Perhaps the largest bit of learning to me from this--God forbid I should ever be on scene for a shooting again--is not to comply to that request that I take my hands off the victims and clear the scene. My call to 911 began at 12:50 and ended at 12:56. Some few minutes later we were chased out of the apartment to let the EMTs in. At 1:05 I retreated to my apartment after loitering on the stairs, as the EMTs still had not been let in, and posted to Facebook asking for prayers or Reiki to be sent, because there was nothing else to be done--except to continue to beam Reiki in. I came back to the stairs--still no sign of EMTs, but my neighbor who had been in the apartment (in her bedroom and had escaped the bullets) was crying out for the police, the fire fighters and the EMTs to please help her mom--as they just stood there.
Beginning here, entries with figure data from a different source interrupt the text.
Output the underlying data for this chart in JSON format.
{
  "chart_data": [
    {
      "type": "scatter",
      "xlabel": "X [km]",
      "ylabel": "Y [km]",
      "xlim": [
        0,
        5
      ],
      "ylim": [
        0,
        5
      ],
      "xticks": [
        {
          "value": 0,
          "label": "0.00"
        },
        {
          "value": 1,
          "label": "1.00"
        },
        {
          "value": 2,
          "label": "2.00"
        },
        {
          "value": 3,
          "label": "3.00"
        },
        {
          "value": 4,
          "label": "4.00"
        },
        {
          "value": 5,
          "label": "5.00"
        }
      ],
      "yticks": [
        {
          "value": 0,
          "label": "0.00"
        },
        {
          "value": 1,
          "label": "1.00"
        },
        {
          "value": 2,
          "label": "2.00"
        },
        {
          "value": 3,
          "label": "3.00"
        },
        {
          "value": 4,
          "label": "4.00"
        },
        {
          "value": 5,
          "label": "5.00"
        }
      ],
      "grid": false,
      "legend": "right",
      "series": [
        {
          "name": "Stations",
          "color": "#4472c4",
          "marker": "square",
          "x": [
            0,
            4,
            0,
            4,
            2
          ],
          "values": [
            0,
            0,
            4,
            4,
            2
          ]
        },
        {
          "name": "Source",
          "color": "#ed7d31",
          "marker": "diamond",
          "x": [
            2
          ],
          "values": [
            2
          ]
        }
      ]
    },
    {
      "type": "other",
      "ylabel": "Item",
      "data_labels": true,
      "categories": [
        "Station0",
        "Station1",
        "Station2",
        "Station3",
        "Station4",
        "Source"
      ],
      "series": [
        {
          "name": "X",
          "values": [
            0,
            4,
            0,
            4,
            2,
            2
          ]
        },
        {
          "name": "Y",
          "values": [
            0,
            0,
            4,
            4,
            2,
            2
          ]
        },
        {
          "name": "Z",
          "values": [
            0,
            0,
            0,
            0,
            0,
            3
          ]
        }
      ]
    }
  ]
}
I left the stairs to settle and support her out on the median strip, watching it all unfold.
It was at least 20 minutes before medical help made it to the victims.
I want to you think about that. 20 minutes. Shot 4 times. Bleeding and in pain, and except for the 7 minutes or so that someone had a hand on your back, urging you to hang on, that help is on the way, there was no other help. The officers saying, out loud within your hearing, that you were done for.
No one deserves that.
To be fair, I understand why it took so long for proper medical response. Well, at least I understand theoretically--administratively. The EMTs should not be sent into a live shoot out, they should be safe when they respond to such calls. However, with all the neighbors milling about in the courtyard, each one telling the police that the shooter had fled...the shooter had fled...the shooter had fled...it should not have taken over 10 minutes after arrival and 20 minutes after last shots fired to allow the medical teams in. Period.
I'm angry about that. I'm likely to get angrier. I'm likely to get activist about this--if I can get over my fear of talking to people out loud.
God forbid I should ever live through such an experience again, but if I do, I won't be leaving the victims until the EMTs lay hands on them as well. Any who ask will be told to fuck off in no uncertain terms. My 20/20 hindsight showed me that the faith I had that attention was immediately forthcoming was a blind and uninformed faith. I truly believe that Ms. Dora could have survived had she been seen faster, and barring that, I think she would have had far better chances if she'd at least not been left alone at that critical time.
No one deserves that. Least of all the neighborhood grandma who looked out for everyone and everybody. She was always outside watching the kids--grandkids and great grandkids. More than once she signed for my packages and kept my stuff safe. She never failed to check on me and my reclusive self. She was a good and beautiful woman, and her family has suffered a great loss in her untimely death.